$\mathcal{L}$-Lie algebroids over topological ringed spaces

TL;DR

This paper introduces generalized Lie algebroids and Gerstenhaber algebras over topological ringed spaces, unifying geometric and algebraic structures and extending classical correspondences in this broader context.

Contribution

It defines $\\mathcal{L}$-Lie algebroids and $\\mathcal{A}$-Gerstenhaber algebras over topological ringed spaces, expanding the theoretical framework of geometric and algebraic structures.

Findings

Established the concept of $\mathcal{L}$-Lie algebroids.

Introduced $\mathcal{A}$-Gerstenhaber algebras in this setting.

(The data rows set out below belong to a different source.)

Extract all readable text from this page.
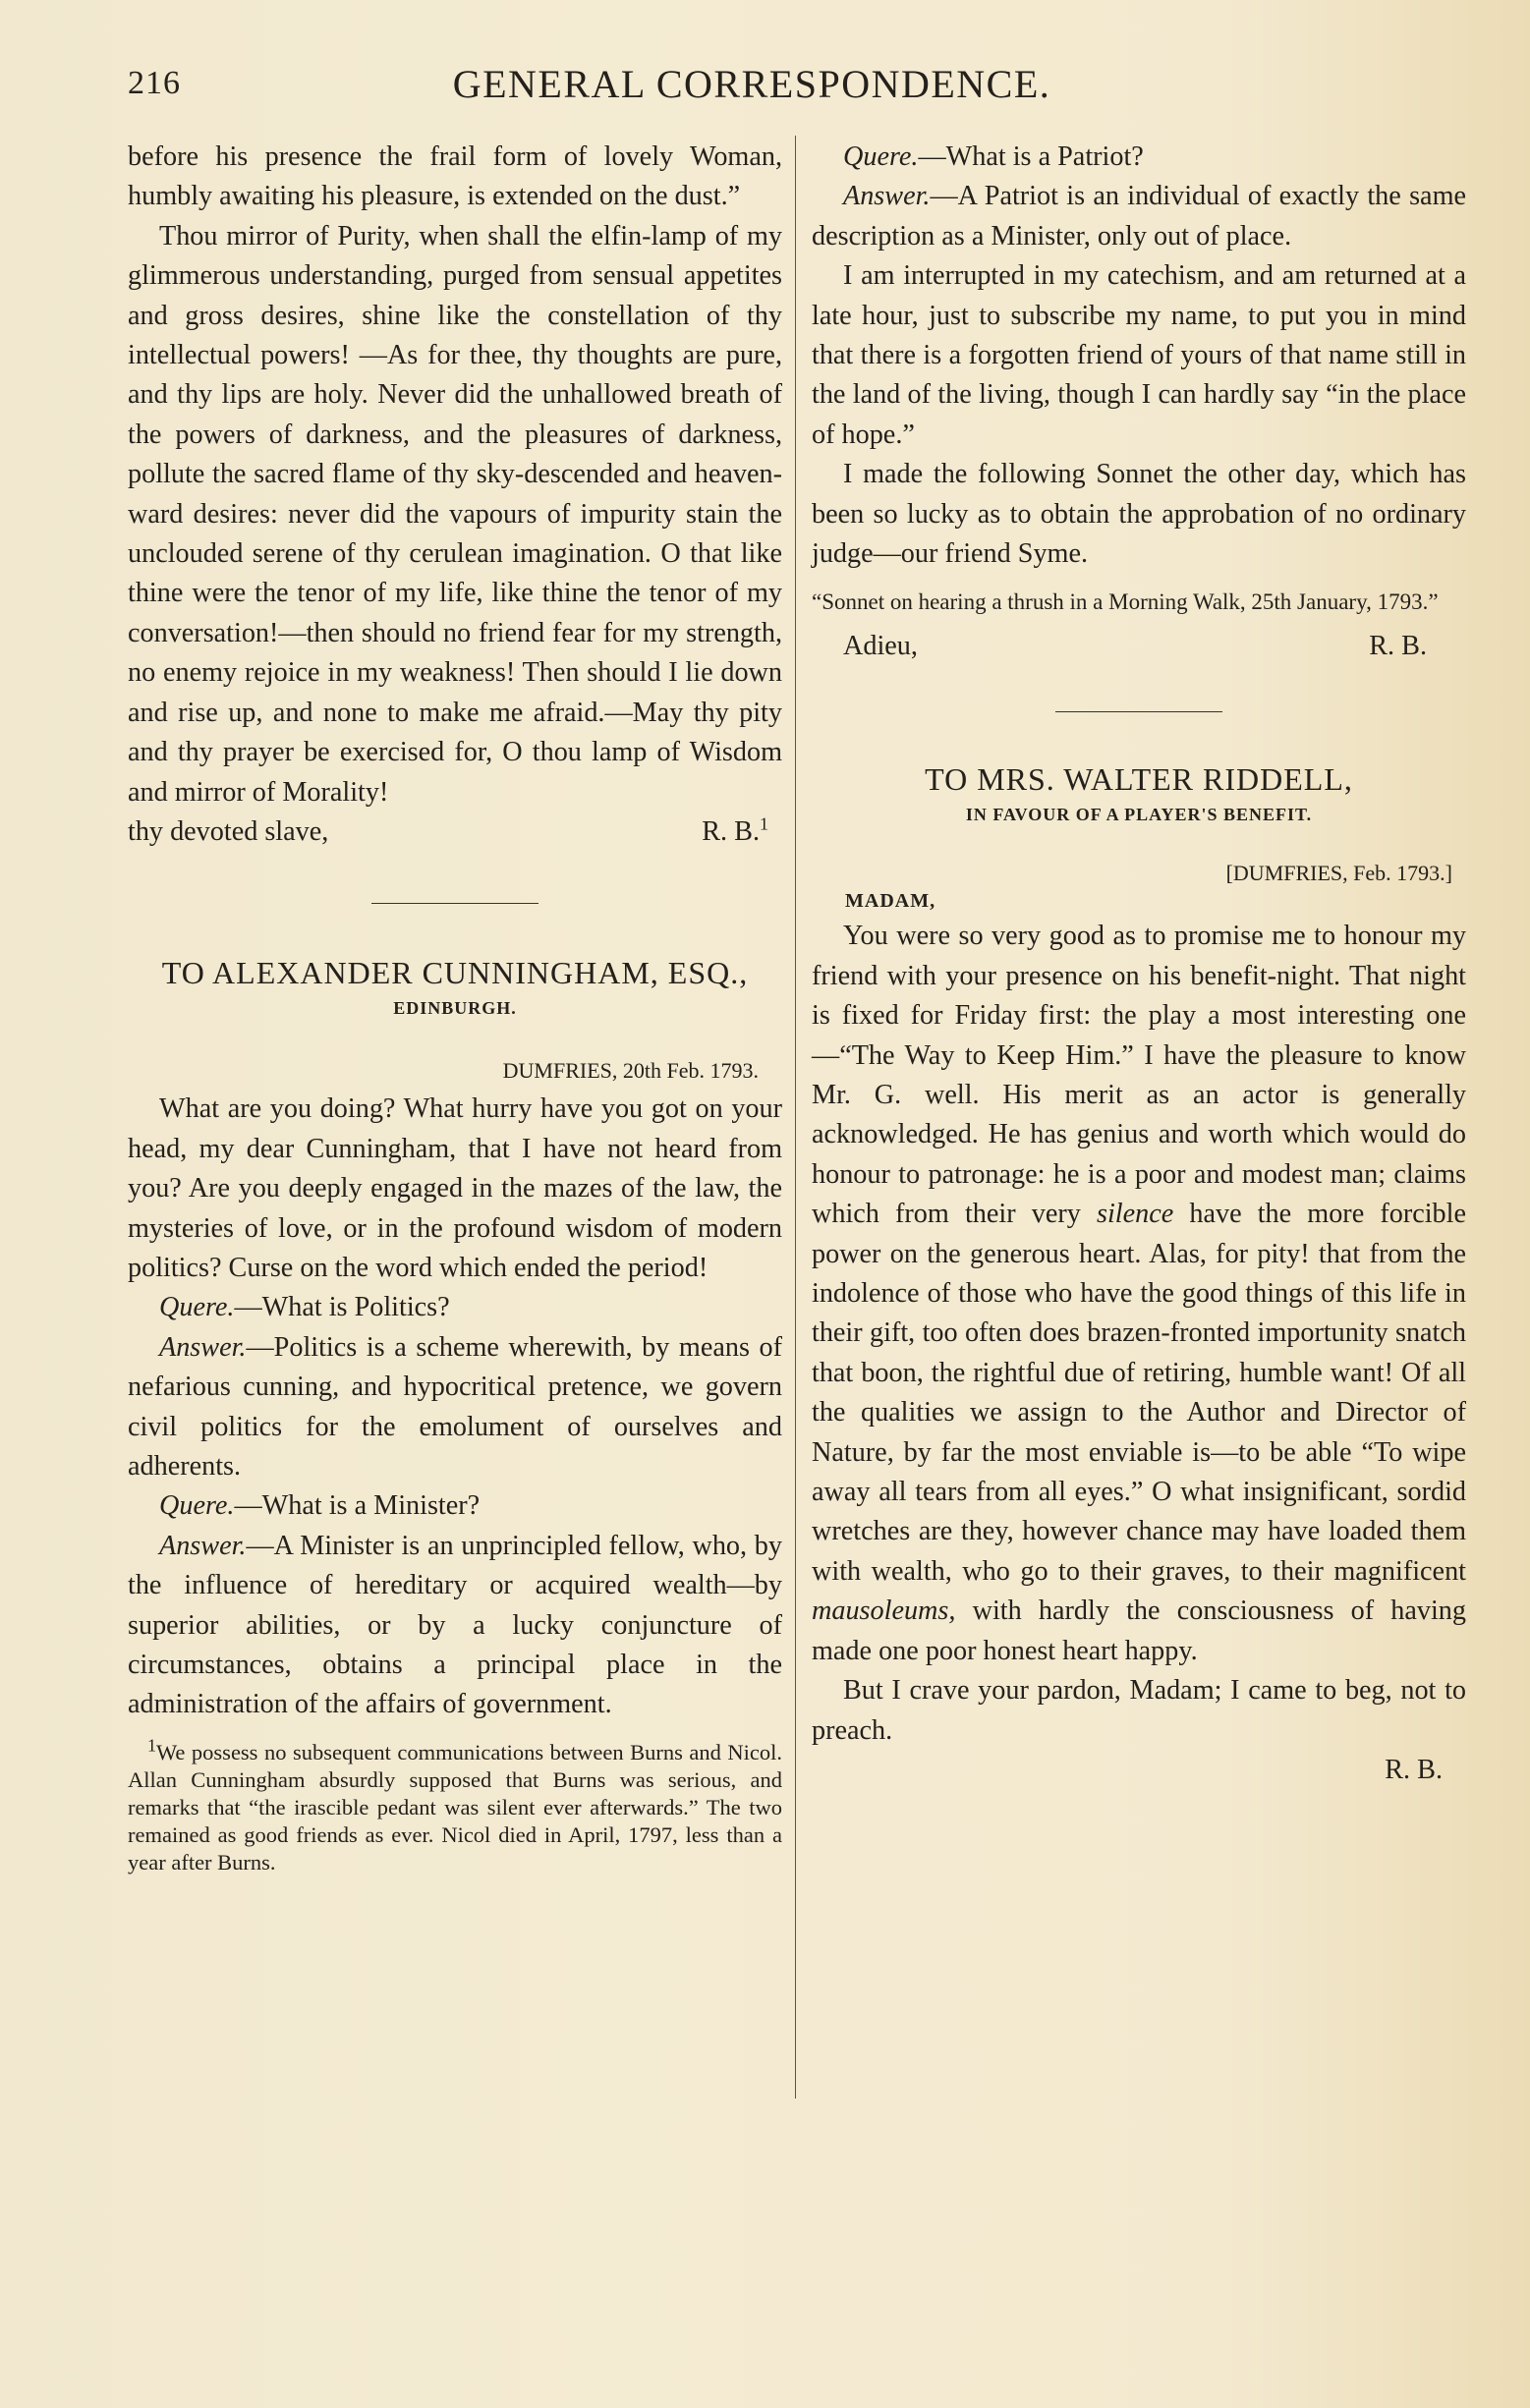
216	GENERAL CORRESPONDENCE.

before his presence the frail form of lovely Woman, humbly awaiting his pleasure, is extended on the dust.”

Thou mirror of Purity, when shall the elfin-lamp of my glimmerous understanding, purged from sensual appetites and gross desires, shine like the constellation of thy intellectual powers! —As for thee, thy thoughts are pure, and thy lips are holy. Never did the unhallowed breath of the powers of darkness, and the pleasures of darkness, pollute the sacred flame of thy sky-descended and heaven-ward desires: never did the vapours of impurity stain the unclouded serene of thy cerulean imagination. O that like thine were the tenor of my life, like thine the tenor of my conversation!—then should no friend fear for my strength, no enemy rejoice in my weakness! Then should I lie down and rise up, and none to make me afraid.—May thy pity and thy prayer be exercised for, O thou lamp of Wisdom and mirror of Morality!

thy devoted slave,	R. B.$^1$
TO ALEXANDER CUNNINGHAM, ESQ.,
EDINBURGH.
DUMFRIES, 20th Feb. 1793.

What are you doing? What hurry have you got on your head, my dear Cunningham, that I have not heard from you? Are you deeply engaged in the mazes of the law, the mysteries of love, or in the profound wisdom of modern politics? Curse on the word which ended the period!

Quere.—What is Politics?

Answer.—Politics is a scheme wherewith, by means of nefarious cunning, and hypocritical pretence, we govern civil politics for the emolument of ourselves and adherents.

Quere.—What is a Minister?

Answer.—A Minister is an unprincipled fellow, who, by the influence of hereditary or acquired wealth—by superior abilities, or by a lucky conjuncture of circumstances, obtains a principal place in the administration of the affairs of government.

$^1$We possess no subsequent communications between Burns and Nicol. Allan Cunningham absurdly supposed that Burns was serious, and remarks that “the irascible pedant was silent ever afterwards.” The two remained as good friends as ever. Nicol died in April, 1797, less than a year after Burns.

Quere.—What is a Patriot?

Answer.—A Patriot is an individual of exactly the same description as a Minister, only out of place.

I am interrupted in my catechism, and am returned at a late hour, just to subscribe my name, to put you in mind that there is a forgotten friend of yours of that name still in the land of the living, though I can hardly say “in the place of hope.”

I made the following Sonnet the other day, which has been so lucky as to obtain the approbation of no ordinary judge—our friend Syme.

“Sonnet on hearing a thrush in a Morning Walk, 25th January, 1793.”

Adieu,	R. B.
TO MRS. WALTER RIDDELL,
IN FAVOUR OF A PLAYER'S BENEFIT.
[DUMFRIES, Feb. 1793.]
MADAM,

You were so very good as to promise me to honour my friend with your presence on his benefit-night. That night is fixed for Friday first: the play a most interesting one—“The Way to Keep Him.” I have the pleasure to know Mr. G. well. His merit as an actor is generally acknowledged. He has genius and worth which would do honour to patronage: he is a poor and modest man; claims which from their very silence have the more forcible power on the generous heart. Alas, for pity! that from the indolence of those who have the good things of this life in their gift, too often does brazen-fronted importunity snatch that boon, the rightful due of retiring, humble want! Of all the qualities we assign to the Author and Director of Nature, by far the most enviable is—to be able “To wipe away all tears from all eyes.” O what insignificant, sordid wretches are they, however chance may have loaded them with wealth, who go to their graves, to their magnificent mausoleums, with hardly the consciousness of having made one poor honest heart happy.

But I crave your pardon, Madam; I came to beg, not to preach.

R. B.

Extended classical correspondences to the generalized framework.

Abstract

The notion of Lie algebroids over a topological ringed space provides a unified framework to study various geometric structures. This geometric concept is intimately connected with well-known algebraic structures, including Gerstenhaber algebras and Batalin--Vilkovisky algebras. We introduce more general concepts such as $\mathcal{L}$-Lie algebroids and $\mathcal{A}$-Gerstenhaber algebras, associated with a given Lie algebroid $\mathcal{L}$ and Gerstenhaber algebra $\mathcal{A}$ over a topological ringed space, respectively. Following this, we explore how several standard correspondences extend within this broader framework.